The closeness of our family still exists, but it’s just so much harder to get everyone together. And when I heard the plans, it instantly made me sick to my stomach. The plans that won’t involve the rest of the family anymore. The plan is to leave this afternoon with the first load. It’s real. It’s not just something I think about anymore. It’s the goodbyes that I have denied happening that is eating most at my soul today. I HATE goodbyes! I hate the way they make my heart feel. I’ve never been good with them. 

When the girls used to leave us to go back to school, I would cry whenever I saw their towel hanging in the bathroom. I had to empty the visual reminders of them as soon as I could so I could move on with the rest of the day. The rest of the summer. I knew they had to leave and I knew we would be together again, but I couldn’t convince my heart of that at that very moment. 

That’s how I feel today.

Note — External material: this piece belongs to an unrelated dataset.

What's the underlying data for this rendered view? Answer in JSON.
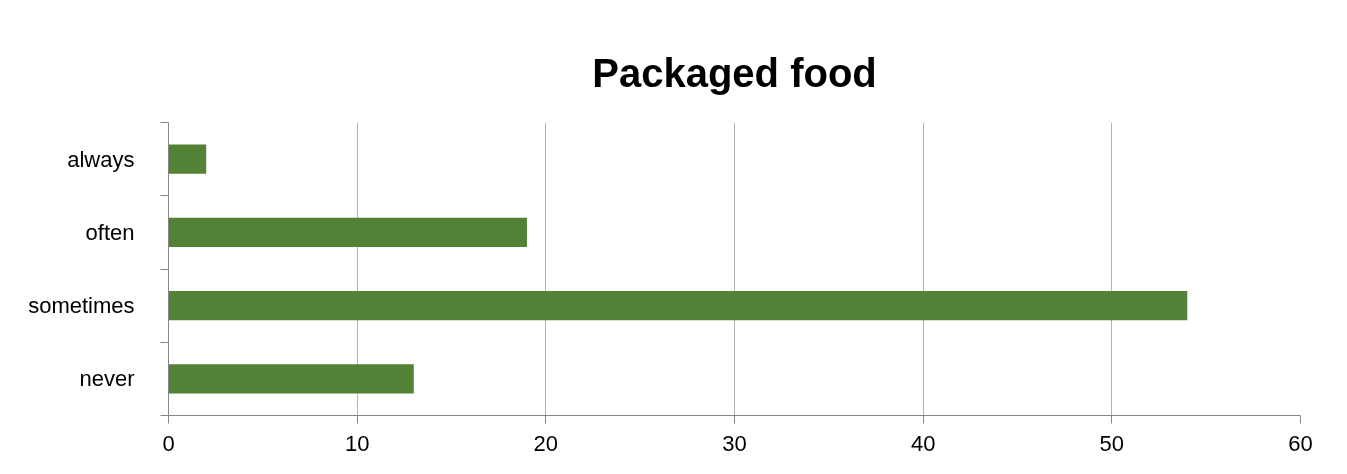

I know we’ll be together again after this journey we’re about to embark on. I know all of this and you’d think it wouldn’t hurt as much…and yet it does.

Grow little trees, grow! I told Eli, “Now, every time I talk to you on the phone this summer, I will ask you how your new trees are doing”. He didn’t care. 🙂

The second trip will happen quickly after we return in a few days. The final goodbyes will have to be said and I will have to get used to a world that doesn’t involve seeing the kids for a length of time. In the meantime, the grandkids will grow, a new baby will make its appearance, weekends will be celebrated without us, holidays will be just another day in the field, weeds will have a heyday in my gardens…life will go on. The harvest world and the home, home world don’t exist together. They are two separate worlds. Two worlds that are so completely different and the only way they can ever come together is when we’re all together again.

So be patient heart…it will only hurt for a little while.